NASW Foundation National Programs
NASW Social Work Pioneers®
Betty Reid Mandell
Betty Reid Mandell has broken new ground for more than four decades in the area of community organizing, welfare rights, and the empowerment of economically-disadvantaged women. She seized the opportunity to commit herself to welfare rights as an arena of social action in the early 1960’s, just as the organized welfare rights movement was gaining momentum. She established one of the first welfare rights groups in the country, as well as the only one in the state of Iowa at that time.
Her advocacy work with her students caught the eye of the liberal governor, who encouraged Mandell and her students to lobby the legislature for an increase in A.F.D.C. grant money, which as Mandell had already publicized, was well below the level of need. The lobbying effort led to an increase in funding. This same level of commitment continued with her move to the University of Connecticut and, finally, at Bridgewater State College in Massachusetts. She was one of the founders of Survival News, a newsletter devoted to informing the public about the lives and needs of the welfare poor and their encounters with public bureaucracy. She also helped establish Survivors Inc., an advocacy group run for and by its low-income members. Mandell has been instrumental in organizing low-income students on college campuses and she was asked to join a media project financed by Haymarket People’s Fund to improve media reporting in welfare issues.

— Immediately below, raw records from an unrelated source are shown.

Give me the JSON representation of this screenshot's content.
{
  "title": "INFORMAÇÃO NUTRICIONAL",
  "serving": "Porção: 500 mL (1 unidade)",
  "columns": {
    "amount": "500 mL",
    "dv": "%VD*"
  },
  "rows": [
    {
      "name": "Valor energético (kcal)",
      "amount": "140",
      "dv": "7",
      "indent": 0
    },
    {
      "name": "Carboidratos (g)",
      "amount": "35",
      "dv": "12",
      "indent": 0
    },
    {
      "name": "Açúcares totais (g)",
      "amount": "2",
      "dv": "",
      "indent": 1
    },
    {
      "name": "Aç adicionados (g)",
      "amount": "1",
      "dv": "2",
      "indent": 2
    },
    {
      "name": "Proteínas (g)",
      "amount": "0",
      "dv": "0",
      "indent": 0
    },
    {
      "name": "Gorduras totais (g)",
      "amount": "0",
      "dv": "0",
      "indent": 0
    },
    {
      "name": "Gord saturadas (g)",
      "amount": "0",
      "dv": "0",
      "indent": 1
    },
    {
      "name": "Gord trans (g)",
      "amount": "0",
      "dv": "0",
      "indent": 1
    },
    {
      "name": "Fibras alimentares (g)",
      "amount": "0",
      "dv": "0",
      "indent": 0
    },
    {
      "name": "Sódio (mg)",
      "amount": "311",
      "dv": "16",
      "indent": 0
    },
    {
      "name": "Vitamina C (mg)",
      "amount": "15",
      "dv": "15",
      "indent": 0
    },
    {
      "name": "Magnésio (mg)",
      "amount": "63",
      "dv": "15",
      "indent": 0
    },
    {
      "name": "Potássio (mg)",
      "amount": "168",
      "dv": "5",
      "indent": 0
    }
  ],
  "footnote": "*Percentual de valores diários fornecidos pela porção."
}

In 1967, Mandell moved to Hartford Connecticut where she became Project Director for the Parent Research project (fund by NIMH.) and a professor at the University of Connecticut.
Mandell served as an assistant and associate professor at Boston State College’s Department of Sociology and Anthropology from 1969 – 1981. She directed the social work program and served as Acting Chair of the department for a year.
Mandell taught at Bridgewater State College from 1981 to 1994. Her courses included social welfare policy, community organizing, and social work practice with women, minorities and the poor. She did not keep her teaching confined to the classroom, taking students out “to the streets” to advocate and lobby for reform. Mandell served as a member of the Base Curriculum Project, which constructed a base curriculum for human service workers at ten Massachusetts state colleges. She helped secure Title XX funding for this program. While at Bridgewater, Mandell began her collaboration with Ann Withorn, a professor at the University of Massachusetts, Boston. The collaboration led to the founding of Survival News.
After her retirement from teaching and research, Mandell has stayed active, continuing to write editorials to newspapers such as the Boston Globe and contributing observations and articles to Survival News.
Betty Mandell received her M.S.W. from Columbia University in 1952. She received her M.A. in religious education from Union Theological Seminar and her B.S. in sociology from Colorado State University.
Significant Achievements and Awards
1997: Lifetime Achievement award from Boston's Rosie’s Place, the first drop-in and emergency shelter for poor and homeless women in the country
1994: Recognition for outstanding service by the Women’s Studies Program at Bridgewater State College
Betty Reid Mandell has written dozens of books, book chapters, articles, and reviews. Some of the highlights are:
Mandell, B.R. & Schram, B. (2012). An Introduction to Human Services: Policy and Practices. (8th edition.) Pearson.
Mandell, B.R. (Ed.) (2010). The Crisis of Caregiving in America: Social Welfare Policy in the United States. New York, NY:Palgrave Macmillan.
Mandell, B.R. (1997). Downsizing the welfare state, New Politics 6(2), 33-38.
Mandell, B.R. (1995). Why can’t we care for our own children? Feminist Economics, 1(2), 99-104.
Mandell, B.R. (Ed. and contributor) (1975). Welfare in America: Controlling the “Dangerous Classes”. Englewood Cliffs, NJ: Prentice-Hall.